EU Space Act Faces Legal Questions, U.S. Pushback
Compromise Text Advances As Revised Draft is Circulated
The European Union is pressing forward with its landmark EU Space Act despite mounting scrutiny from its own legal advisers and a formal objection from the United States government, as the Council of the EU circulated a Presidency compromise text this spring ahead of a key negotiating session scheduled for April 21, 2026.
The proposed regulation would establish the bloc’s first unified framework for commercial space operations, harmonizing safety, resilience and environmental sustainability standards across all 27 member states and creating a new EU Space Authorization, or EUSA, certification regime for satellite operators, launch service providers and related space service companies. All delegations have entered scrutiny reservations on the current text, signaling that final agreement has not yet been reached.
The Council’s own Legal Service raised significant concerns in a January 2026 opinion about whether parts of the proposed regulation fall within the EU’s legal authority. While the legal advisers concluded that the regulation’s core provisions governing operational space services — including launch, satellite operations and collision avoidance — are appropriately grounded in Article 114 of the Treaty on the Functioning of the European Union, which covers internal market harmonization, they flagged the regulation’s reach into the downstream data economy as legally questionable.
Specifically, the Legal Service warned that rules requiring “primary providers” of space-based data — satellite communications and Earth observation companies that serve as intermediaries between space infrastructure and end users — to verify that all data originates from EUSA-compliant satellites may be disproportionate and difficult to justify under existing EU treaty powers. “In the absence of adequate evidence and explanation, it is questionable whether this approach is proportionate and remains within the limits of the proposed legal basis,” the opinion states. The legal advisers recommended lawmakers either narrow the data provisions or provide a stronger justification for their inclusion.
The opinion also flagged drafting ambiguities in the regulation’s territorial scope, its free movement clause and the justification for voluntary environmental labeling schemes, urging revisions before the regulation advances through the legislative process.
Washington Pushes Back
The United States government formally objected to the draft regulation in November 2025, submitting comments through the Department of State that characterized several provisions as “unacceptable regulatory burdens” on U.S. companies doing business in Europe.
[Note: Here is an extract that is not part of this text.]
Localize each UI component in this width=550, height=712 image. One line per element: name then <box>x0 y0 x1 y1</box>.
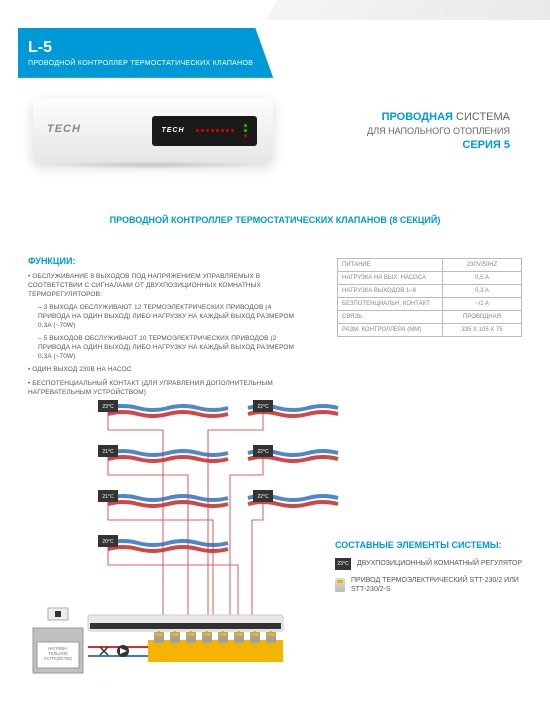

The Office of Space Commerce, which coordinated the U.S. response in consultation with more than 70 American companies and multiple trade associations, warned that the regulation contradicts commitments made under an August 2025 U.S.-EU framework agreement aimed at reducing non-tariff trade barriers. “As close partners in civil, commercial, and security aspects of space cooperation for decades, the EU should proceed cautiously,” the U.S. comment stated, warning that burdensome requirements could threaten government-to-government burden-sharing partnerships in areas ranging from space weather monitoring to satellite communications.
Washington specifically requested that the EU align the act with internationally agreed guidelines rather than creating new unilateral standards, provide clearer equivalency mechanisms for third-country operators, and include a civil government exemption similar to the national security carve-out already in the draft. The U.S. also called on the EU to publish key implementing details in the regulation itself rather than delegating them to Commission officials in Brussels, arguing that stakeholders need full transparency before the act is adopted.
At its core, the EU Space Act is designed to replace the patchwork of national licensing regimes that have emerged as 13 member states enacted their own space legislation, often with conflicting standards. Operators providing services within the EU — including non-European companies — would be required to register in the Union Repository of Space Activities and obtain EUSA certification, with the process capped at 12 months.
The anti-circumvention provisions targeting “gatekeeper” entities in the downstream data market remain among the most contentious elements of the proposal, drawing both the Legal Service’s proportionality concerns and Washington’s trade objections. The April 21 working party session is expected to be a critical test of whether negotiators can resolve those outstanding legal and political questions before the regulation proceeds to a full vote.